Wir stehen damit vor großen Herausforderungen, denn Pflegekräfte und Pflegebedürftige haben gleichermaßen ein Recht auf gute Rahmenbedingungen. Deshalb war und ist es nur folgerichtig, dass die CDU-Landtagsfraktion das Thema „Pflege“ zu einem der Hauptschwerpunkte in dieser Legislaturperiode gemacht hat. Die Gewährleistung und Weiterentwicklung optimaler Rahmenbedingungen in der Pflege ist ein wichtiges Ziel unserer Sozialpolitik.
Ich möchte Ihnen an dieser Stelle anhand einiger Beispiele aufzeigen, was wir gemacht haben:
- Zunächst nenne ich das im letzten Jahr verabschiedete Heimgesetz. Es ist ein wichtiger Baustein für moderne Pflege, denn das Bild vom Alter hat sich geändert. Auch bei Pflegebedürftigkeit bzw. bei Behinderungen wollen die Menschen ein weitgehend selbstständiges und eigenverantwortliches Leben führen.
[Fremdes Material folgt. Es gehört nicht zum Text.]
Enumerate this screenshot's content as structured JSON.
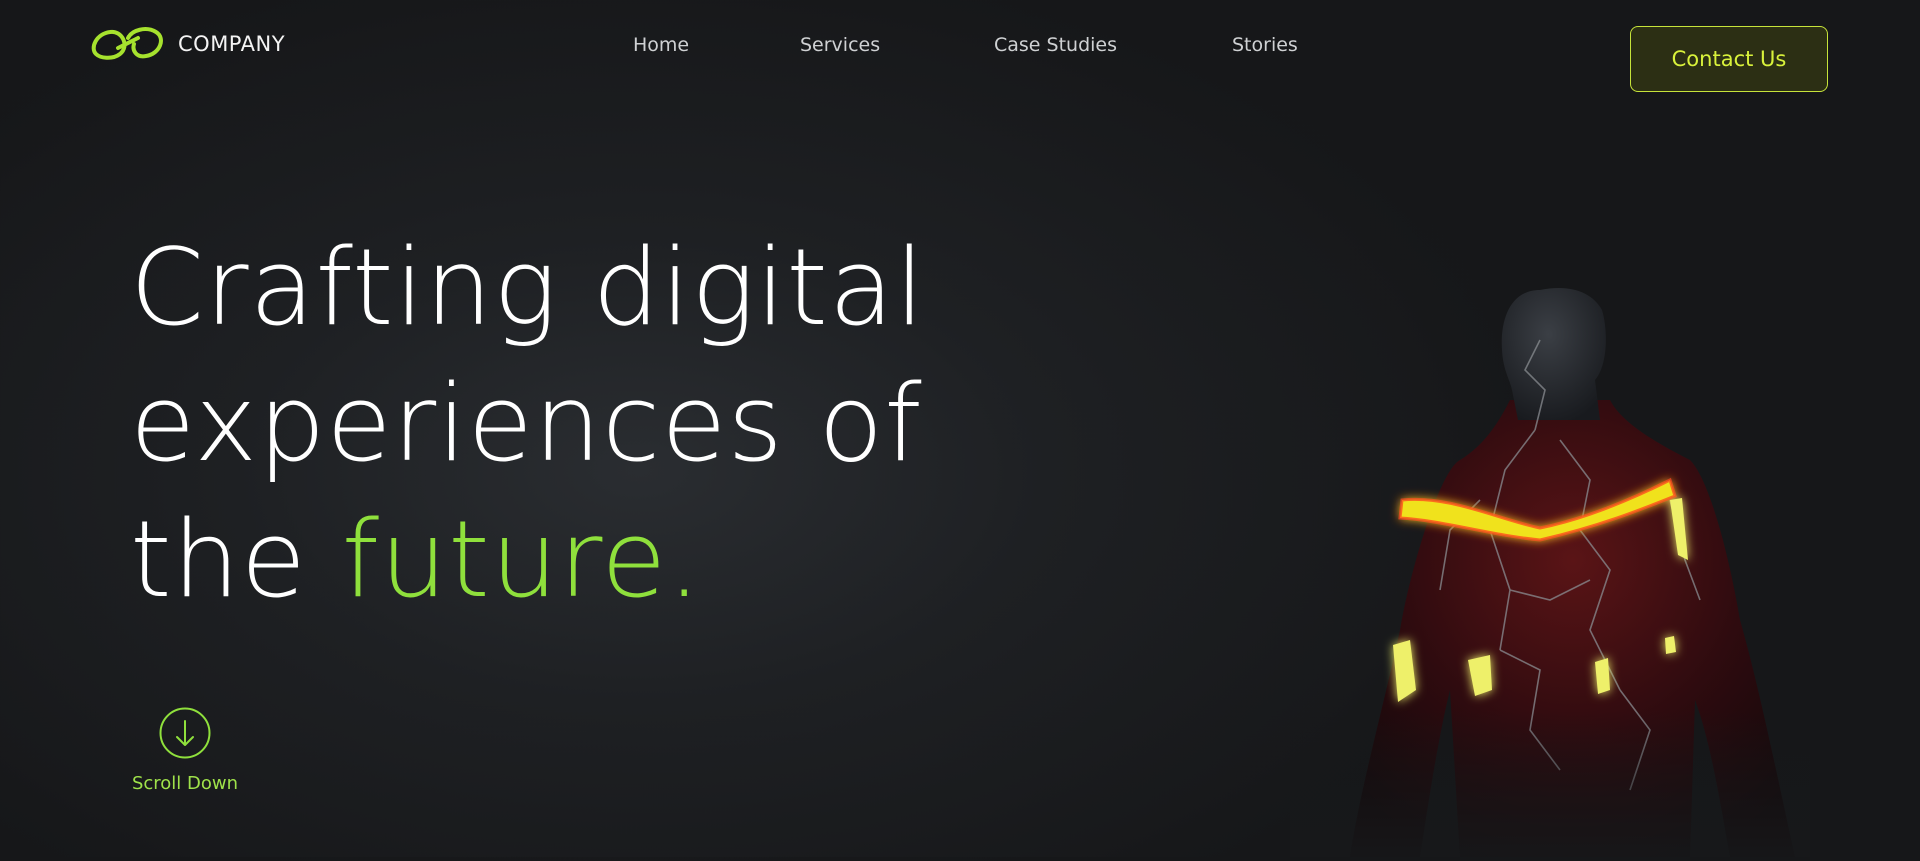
{
  "brand": {
    "name": "COMPANY",
    "logo_icon": "infinity-link-logo-icon",
    "accent_color": "#8fe03c"
  },
  "nav": {
    "items": [
      {
        "label": "Home"
      },
      {
        "label": "Services"
      },
      {
        "label": "Case Studies"
      },
      {
        "label": "Stories"
      }
    ]
  },
  "header": {
    "cta_label": "Contact Us",
    "cta_color": "#d9f23b"
  },
  "hero": {
    "line1": "Crafting digital",
    "line2": "experiences of",
    "line3_prefix": "the ",
    "line3_accent": "future."
  },
  "scroll": {
    "label": "Scroll Down",
    "icon": "arrow-down-circle-icon"
  },
  "visual": {
    "figure": "glowing-humanoid-figure"
  }
}
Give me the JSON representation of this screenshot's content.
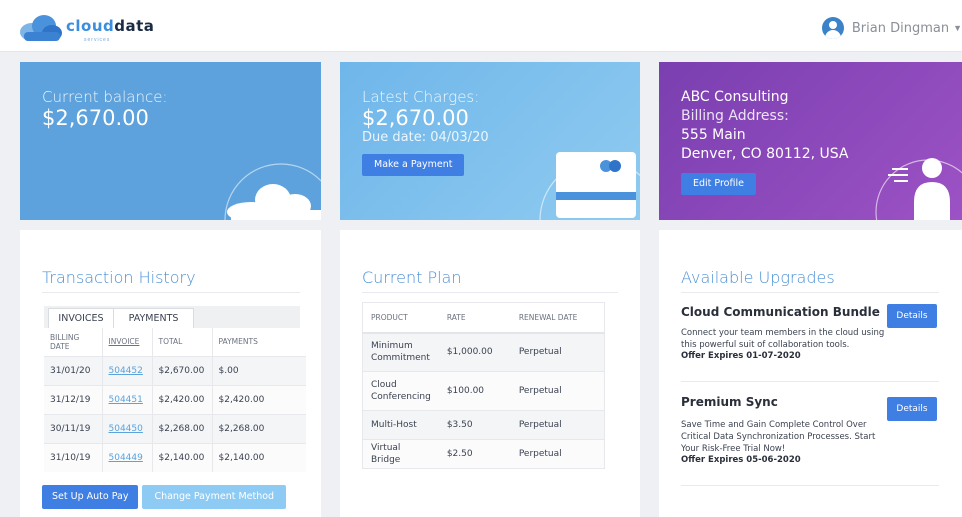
{
  "header": {
    "logo_word_a": "cloud",
    "logo_word_b": "data",
    "logo_sub": "services",
    "user_name": "Brian Dingman"
  },
  "balance": {
    "label": "Current balance:",
    "amount": "$2,670.00"
  },
  "charges": {
    "label": "Latest Charges:",
    "amount": "$2,670.00",
    "due_label": "Due date:",
    "due_date": "04/03/20",
    "pay_button": "Make a Payment"
  },
  "profile": {
    "company": "ABC Consulting",
    "billing_label": "Billing Address:",
    "street": "555 Main",
    "city": "Denver, CO 80112, USA",
    "edit_button": "Edit Profile"
  },
  "transactions": {
    "title": "Transaction History",
    "tabs": [
      "INVOICES",
      "PAYMENTS"
    ],
    "columns": [
      "BILLING DATE",
      "INVOICE",
      "TOTAL",
      "PAYMENTS"
    ],
    "rows": [
      [
        "31/01/20",
        "504452",
        "$2,670.00",
        "$.00"
      ],
      [
        "31/12/19",
        "504451",
        "$2,420.00",
        "$2,420.00"
      ],
      [
        "30/11/19",
        "504450",
        "$2,268.00",
        "$2,268.00"
      ],
      [
        "31/10/19",
        "504449",
        "$2,140.00",
        "$2,140.00"
      ]
    ],
    "autopay_button": "Set Up Auto Pay",
    "change_method_button": "Change Payment Method"
  },
  "plan": {
    "title": "Current Plan",
    "columns": [
      "PRODUCT",
      "RATE",
      "RENEWAL DATE"
    ],
    "rows": [
      [
        "Minimum Commitment",
        "$1,000.00",
        "Perpetual"
      ],
      [
        "Cloud Conferencing",
        "$100.00",
        "Perpetual"
      ],
      [
        "Multi-Host",
        "$3.50",
        "Perpetual"
      ],
      [
        "Virtual Bridge",
        "$2.50",
        "Perpetual"
      ]
    ]
  },
  "upgrades": {
    "title": "Available Upgrades",
    "items": [
      {
        "name": "Cloud Communication Bundle",
        "desc": "Connect your team members in the cloud using this powerful suit of collaboration tools.",
        "expires": "Offer Expires 01-07-2020",
        "button": "Details"
      },
      {
        "name": "Premium Sync",
        "desc": "Save Time and Gain Complete Control Over Critical Data Synchronization Processes. Start Your Risk-Free Trial Now!",
        "expires": "Offer Expires 05-06-2020",
        "button": "Details"
      }
    ]
  },
  "colors": {
    "accent_blue": "#3f7fe3",
    "title_blue": "#4a8fd4",
    "purple": "#8a48bb",
    "sky": "#5da2dc"
  }
}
Sie wünschen sich, in ihrer gewohnten Umgebung alt zu werden. Deshalb gewinnen ambulant betreute Wohnformen und integriertes Wohnen zunehmend an Bedeutung. Wir haben daher im Heimgesetz die Voraussetzungen geschaffen, um alternative Wohn- und Betreuungsformen leichter erproben zu können. Gleichzeitig trägt das Gesetz zum Bürokratieabbau bei, da Anzeigepflichten reduziert wurden.
- Weiterhin möchte ich auf die aktuelle parlamentarische Initiative der CDU-Landtagsfraktion zu den Herausforderungen und Chancen in der Pflege, die wir im Februar 2012 im Landtag beschlossen haben, hinweisen. Ein Schwerpunkt unseres Antrags ist die Ausschöpfung aller Möglichkeiten zur Nachwuchsgewinnung. Sei es durch die Anerkennung von im Ausland erworbenen Bildungsabschlüssen, die Erleichterung der Nachqualifizierung, auch von Hilfskräften im Bereich der Pflege oder durch Umschulungen und Fortbildungsmöglichkeiten. Ferner setzen wir uns mit dem Antrag für die Weiterentwicklung der kultursensiblen Pflege ein. Denn auch die in Deutschland lebenden Migranten werden zunehmend älter. Wir wollen daher verstärkt professionell Pflegende mit entsprechendem kulturellem Verständnis gewinnen.
- Ganz besonders hervorzuheben, ist das Engagement der Sozialministerin Aygül Özkan im Pflegebereich. Ich nenne hier insbesondere den „Ideenwettbewerb Pflege“, die Nachwuchsinitiative und den im November 2011 geschlossenen Pflegepakt. Mit dem Pflegepakt ist es Ministerin Özkan gelungen, eine in Deutschland herausragende Einigung auf breitester Basis mit allen im Bereich der Pflege beteiligten Akteuren zu erzielen. In diesem Rahmen hat die Landesregierung u.a. die Schulgeldbezuschussung für Altenpflegeschüler auf bis zu 160 Euro monatlich erhöht. Damit werden 80 % aller Altenpflegeschüler in Niedersachsen faktisch von der Schulgeldzahlung befreit. Bereits im Jahr 2010 haben wir mit 5636 Auszubildenden einen Anstieg um mehr als 20 % im Vergleich zum Jahr 2008 und damit einen neuen Höchststand erreicht. Dies ist ein großer Erfolg, den wir fortsetzen und ausbauen wollen. Ferner übernimmt Niedersachsen seit Jahren als erstes Bundesland die Ausbildungskosten für Umschüler im 3. Ausbildungsjahr. Daran wollen wir ebenfalls festhalten.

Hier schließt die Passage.